Like so many others, I marched into adulthood immersed in the Movement as I described in "Coming of Age: Civil Rights and Feminism", my "testimony" plus an interview with the editor, in "The Feminist Memoir Project-Voices from Women's Liberation."
What was unique to my experience was being involuntarily swept along by the force that was Hosea Williams, my father. For our family being in the movement was a given, just as working with and for the people was as I again described in another autobio chapter, "My Brothers' Keeper", in "A Cup of Comfort for Christmas."
These experiences shaped both my education and my professional life. Why else would I get a Master in Community Organization and Planning and a Doctorate in Social Welfare from Columbia?

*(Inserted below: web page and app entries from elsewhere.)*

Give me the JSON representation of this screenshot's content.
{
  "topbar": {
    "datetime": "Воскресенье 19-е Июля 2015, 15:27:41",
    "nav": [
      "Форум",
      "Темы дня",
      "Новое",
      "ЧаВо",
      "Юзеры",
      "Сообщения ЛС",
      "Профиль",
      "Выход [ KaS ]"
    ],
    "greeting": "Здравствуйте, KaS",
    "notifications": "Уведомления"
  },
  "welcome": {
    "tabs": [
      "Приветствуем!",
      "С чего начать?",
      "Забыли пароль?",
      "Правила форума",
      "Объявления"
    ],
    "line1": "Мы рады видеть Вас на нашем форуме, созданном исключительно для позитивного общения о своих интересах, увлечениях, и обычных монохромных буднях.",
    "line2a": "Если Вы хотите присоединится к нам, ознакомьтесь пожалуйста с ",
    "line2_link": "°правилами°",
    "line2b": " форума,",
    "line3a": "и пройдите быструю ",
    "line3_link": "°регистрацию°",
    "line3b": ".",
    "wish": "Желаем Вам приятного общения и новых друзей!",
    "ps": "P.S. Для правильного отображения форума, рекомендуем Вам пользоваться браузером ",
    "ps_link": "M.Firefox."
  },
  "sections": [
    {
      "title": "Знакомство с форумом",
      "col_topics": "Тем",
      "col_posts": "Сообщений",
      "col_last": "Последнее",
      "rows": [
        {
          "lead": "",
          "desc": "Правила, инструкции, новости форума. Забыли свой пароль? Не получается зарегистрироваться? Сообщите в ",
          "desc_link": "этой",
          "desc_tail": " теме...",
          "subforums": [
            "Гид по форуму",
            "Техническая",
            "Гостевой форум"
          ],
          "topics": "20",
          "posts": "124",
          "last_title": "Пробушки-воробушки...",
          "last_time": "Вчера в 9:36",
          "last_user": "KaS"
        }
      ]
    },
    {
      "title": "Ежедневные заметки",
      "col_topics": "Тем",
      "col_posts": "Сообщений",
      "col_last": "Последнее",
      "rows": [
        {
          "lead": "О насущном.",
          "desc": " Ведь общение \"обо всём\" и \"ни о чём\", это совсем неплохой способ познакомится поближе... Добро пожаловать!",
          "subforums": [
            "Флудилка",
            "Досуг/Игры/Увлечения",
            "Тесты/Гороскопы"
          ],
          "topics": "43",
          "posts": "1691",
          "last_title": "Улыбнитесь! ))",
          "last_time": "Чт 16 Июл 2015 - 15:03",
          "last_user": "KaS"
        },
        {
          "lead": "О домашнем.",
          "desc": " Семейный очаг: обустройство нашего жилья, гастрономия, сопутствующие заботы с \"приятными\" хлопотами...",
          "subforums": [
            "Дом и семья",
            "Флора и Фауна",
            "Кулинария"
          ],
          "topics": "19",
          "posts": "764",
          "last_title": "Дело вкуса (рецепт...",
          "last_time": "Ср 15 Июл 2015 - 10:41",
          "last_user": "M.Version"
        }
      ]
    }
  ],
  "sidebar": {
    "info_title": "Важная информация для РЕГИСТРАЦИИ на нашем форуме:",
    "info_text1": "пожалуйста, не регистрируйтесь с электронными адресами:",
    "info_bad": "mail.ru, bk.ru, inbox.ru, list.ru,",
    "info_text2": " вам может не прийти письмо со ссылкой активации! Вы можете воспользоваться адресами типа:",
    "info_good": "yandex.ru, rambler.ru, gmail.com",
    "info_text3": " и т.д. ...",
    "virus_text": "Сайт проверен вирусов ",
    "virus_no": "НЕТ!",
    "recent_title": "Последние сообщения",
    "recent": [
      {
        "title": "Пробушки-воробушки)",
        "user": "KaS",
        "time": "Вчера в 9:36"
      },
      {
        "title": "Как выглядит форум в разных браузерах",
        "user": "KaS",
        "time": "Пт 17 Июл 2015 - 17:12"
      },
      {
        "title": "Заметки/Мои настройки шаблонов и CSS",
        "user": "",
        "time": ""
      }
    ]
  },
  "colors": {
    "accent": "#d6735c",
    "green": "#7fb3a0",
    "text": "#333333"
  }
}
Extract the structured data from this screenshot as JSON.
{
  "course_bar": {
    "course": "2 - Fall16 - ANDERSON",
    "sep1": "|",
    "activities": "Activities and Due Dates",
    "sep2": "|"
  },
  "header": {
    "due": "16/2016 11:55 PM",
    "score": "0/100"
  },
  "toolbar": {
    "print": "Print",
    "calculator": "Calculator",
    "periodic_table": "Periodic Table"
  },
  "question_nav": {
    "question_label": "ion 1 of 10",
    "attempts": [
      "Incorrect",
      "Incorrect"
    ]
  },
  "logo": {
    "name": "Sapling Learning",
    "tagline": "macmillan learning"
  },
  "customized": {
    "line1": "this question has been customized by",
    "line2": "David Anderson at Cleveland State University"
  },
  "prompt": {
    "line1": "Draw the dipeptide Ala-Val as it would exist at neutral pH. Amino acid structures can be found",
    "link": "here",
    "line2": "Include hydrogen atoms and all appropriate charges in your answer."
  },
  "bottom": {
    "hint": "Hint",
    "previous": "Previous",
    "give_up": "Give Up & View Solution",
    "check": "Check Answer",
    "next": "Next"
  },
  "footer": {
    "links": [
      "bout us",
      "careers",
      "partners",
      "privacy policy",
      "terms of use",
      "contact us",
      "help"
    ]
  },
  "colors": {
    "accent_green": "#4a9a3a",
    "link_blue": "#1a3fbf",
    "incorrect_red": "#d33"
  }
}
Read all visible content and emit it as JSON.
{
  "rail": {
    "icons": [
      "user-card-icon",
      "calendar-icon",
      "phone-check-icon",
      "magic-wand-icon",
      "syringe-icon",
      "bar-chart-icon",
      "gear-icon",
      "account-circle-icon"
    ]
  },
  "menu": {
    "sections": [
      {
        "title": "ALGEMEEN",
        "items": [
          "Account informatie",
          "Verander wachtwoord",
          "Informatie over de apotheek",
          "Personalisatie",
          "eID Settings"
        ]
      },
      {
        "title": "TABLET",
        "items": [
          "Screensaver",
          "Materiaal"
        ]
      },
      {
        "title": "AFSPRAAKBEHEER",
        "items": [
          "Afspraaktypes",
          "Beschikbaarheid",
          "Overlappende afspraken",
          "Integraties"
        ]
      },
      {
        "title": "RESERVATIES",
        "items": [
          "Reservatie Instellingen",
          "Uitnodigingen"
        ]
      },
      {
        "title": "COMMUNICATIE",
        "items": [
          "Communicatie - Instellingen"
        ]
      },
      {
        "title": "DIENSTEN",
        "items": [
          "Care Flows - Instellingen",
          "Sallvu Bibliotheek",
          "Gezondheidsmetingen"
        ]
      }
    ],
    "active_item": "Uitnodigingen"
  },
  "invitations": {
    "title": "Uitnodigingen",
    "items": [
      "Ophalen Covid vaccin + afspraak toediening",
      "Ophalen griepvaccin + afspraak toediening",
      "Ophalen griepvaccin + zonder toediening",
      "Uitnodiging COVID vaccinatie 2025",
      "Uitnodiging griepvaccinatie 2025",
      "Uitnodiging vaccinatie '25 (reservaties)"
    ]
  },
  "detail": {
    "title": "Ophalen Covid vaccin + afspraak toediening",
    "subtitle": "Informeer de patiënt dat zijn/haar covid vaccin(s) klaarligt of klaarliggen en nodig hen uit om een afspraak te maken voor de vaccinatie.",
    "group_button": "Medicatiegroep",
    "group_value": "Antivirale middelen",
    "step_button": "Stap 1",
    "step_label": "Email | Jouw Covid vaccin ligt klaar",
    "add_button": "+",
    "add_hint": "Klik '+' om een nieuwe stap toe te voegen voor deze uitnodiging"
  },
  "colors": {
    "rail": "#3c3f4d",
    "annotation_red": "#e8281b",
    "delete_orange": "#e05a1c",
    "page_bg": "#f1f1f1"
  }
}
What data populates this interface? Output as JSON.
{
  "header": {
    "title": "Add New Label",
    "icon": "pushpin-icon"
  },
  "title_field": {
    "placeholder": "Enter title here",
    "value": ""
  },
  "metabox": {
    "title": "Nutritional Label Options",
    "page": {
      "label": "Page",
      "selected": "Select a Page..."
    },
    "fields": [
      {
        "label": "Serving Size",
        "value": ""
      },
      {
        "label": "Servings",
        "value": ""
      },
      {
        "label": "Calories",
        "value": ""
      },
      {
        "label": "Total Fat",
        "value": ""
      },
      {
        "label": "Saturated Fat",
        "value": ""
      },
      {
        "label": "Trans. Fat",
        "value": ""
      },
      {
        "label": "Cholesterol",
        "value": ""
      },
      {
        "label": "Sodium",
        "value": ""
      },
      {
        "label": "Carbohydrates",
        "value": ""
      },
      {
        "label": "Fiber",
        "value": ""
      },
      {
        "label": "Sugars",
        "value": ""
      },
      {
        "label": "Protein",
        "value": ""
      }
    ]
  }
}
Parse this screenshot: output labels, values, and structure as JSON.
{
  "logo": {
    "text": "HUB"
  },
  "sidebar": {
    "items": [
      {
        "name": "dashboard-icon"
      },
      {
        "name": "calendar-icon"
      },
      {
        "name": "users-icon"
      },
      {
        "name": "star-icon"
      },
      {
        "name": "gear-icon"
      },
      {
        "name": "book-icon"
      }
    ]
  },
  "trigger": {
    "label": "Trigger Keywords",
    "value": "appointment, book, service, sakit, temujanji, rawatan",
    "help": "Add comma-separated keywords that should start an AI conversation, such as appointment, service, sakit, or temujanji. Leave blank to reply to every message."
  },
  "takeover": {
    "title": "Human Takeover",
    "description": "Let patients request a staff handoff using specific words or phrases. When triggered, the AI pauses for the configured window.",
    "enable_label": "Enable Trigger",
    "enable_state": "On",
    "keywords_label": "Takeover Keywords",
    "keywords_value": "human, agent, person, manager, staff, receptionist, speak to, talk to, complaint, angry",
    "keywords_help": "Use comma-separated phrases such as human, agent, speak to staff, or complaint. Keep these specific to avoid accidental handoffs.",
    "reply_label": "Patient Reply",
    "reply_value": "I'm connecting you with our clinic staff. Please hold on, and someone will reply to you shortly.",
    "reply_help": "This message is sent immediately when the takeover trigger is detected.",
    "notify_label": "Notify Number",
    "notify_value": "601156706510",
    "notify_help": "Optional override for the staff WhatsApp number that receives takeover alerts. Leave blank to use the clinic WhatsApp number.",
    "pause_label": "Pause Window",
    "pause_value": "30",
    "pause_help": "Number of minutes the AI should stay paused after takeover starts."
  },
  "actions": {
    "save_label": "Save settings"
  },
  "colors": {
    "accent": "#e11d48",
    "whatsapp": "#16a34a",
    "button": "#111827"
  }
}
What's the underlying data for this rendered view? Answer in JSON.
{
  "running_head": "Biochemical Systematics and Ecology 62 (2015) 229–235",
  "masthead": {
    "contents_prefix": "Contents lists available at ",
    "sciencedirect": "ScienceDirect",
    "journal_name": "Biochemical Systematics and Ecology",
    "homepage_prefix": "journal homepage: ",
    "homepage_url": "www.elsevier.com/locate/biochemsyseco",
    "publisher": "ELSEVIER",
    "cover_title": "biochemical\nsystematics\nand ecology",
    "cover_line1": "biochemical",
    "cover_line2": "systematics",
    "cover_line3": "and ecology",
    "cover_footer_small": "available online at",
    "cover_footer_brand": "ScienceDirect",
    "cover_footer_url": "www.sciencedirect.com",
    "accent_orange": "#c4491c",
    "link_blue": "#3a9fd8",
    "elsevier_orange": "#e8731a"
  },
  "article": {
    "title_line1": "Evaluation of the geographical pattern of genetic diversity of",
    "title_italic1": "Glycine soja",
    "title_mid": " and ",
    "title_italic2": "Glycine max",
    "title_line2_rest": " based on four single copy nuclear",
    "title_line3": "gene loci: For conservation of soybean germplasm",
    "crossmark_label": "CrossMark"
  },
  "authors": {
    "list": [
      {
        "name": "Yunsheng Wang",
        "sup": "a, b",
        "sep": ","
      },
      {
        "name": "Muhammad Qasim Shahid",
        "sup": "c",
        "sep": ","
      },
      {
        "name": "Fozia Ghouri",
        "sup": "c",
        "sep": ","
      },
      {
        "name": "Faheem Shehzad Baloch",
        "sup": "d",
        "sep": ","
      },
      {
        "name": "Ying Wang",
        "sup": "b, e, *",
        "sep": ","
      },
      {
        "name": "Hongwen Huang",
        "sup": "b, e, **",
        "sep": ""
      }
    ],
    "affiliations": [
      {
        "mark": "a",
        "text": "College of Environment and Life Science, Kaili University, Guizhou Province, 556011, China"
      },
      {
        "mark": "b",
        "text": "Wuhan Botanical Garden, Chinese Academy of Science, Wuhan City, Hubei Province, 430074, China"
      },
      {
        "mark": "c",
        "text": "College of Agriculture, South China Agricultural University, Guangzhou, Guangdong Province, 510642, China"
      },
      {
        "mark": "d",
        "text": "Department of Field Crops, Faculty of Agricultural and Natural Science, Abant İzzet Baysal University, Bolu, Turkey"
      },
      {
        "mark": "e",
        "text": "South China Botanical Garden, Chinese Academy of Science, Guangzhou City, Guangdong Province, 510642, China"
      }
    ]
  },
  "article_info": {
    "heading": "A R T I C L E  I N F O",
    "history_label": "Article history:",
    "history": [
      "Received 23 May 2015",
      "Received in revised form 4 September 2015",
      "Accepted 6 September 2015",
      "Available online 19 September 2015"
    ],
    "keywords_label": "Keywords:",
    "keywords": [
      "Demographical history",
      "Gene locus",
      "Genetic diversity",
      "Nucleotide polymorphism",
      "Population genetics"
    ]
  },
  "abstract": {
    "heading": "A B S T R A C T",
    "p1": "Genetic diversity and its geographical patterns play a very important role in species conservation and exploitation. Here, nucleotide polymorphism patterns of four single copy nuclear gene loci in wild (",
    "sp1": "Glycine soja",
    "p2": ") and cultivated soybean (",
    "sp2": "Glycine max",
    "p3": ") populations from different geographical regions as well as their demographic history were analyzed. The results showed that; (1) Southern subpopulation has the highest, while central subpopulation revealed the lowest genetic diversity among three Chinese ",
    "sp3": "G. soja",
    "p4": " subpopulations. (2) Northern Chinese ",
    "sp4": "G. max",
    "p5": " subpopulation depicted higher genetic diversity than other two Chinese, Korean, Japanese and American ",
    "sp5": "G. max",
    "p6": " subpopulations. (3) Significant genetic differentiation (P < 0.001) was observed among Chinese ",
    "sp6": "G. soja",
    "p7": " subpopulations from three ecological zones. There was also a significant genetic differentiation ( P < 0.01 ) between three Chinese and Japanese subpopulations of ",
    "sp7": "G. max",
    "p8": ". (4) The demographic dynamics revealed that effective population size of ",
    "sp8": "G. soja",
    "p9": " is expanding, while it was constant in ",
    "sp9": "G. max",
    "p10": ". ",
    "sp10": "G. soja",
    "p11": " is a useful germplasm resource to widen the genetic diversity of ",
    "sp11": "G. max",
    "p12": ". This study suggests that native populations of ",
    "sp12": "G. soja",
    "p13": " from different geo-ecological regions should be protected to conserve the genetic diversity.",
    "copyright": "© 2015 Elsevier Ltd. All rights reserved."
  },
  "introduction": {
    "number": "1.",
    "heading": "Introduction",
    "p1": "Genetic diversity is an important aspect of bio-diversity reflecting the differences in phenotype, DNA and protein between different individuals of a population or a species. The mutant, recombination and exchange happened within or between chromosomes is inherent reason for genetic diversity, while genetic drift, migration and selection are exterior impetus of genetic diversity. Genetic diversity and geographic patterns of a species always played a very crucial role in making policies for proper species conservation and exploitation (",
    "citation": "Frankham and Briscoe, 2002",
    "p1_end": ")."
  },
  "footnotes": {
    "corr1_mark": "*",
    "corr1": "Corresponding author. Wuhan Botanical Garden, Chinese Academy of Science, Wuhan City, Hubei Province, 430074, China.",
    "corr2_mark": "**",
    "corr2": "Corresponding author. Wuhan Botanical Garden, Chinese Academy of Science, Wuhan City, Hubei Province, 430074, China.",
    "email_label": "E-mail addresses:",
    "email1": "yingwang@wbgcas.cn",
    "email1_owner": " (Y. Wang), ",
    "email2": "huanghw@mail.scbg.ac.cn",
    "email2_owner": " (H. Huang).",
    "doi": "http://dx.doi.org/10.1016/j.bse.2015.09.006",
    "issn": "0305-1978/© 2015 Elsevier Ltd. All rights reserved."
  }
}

Or, spend 30 years in higher education working in the Search for Education, Enlightenment, and Knowledge (SEEK) Program at the City University of New York; creating and holding folks accountable for Diversity Initiatives and Affirmative Action plans at the New School for Social Research; and serving as VP for Academic Affairs at a college that started out at a Job Corp site?
Or, spend summers and vacations in Atlanta engaged in the demonstration, march, campaign, or project of the day being waged by the force that was Hosea Williams? Certainly not to make money or gain fame but because of "the Movement."
I am completing a lecture/power point presenation titled "The Life of Hosea Williams, an American Heroe."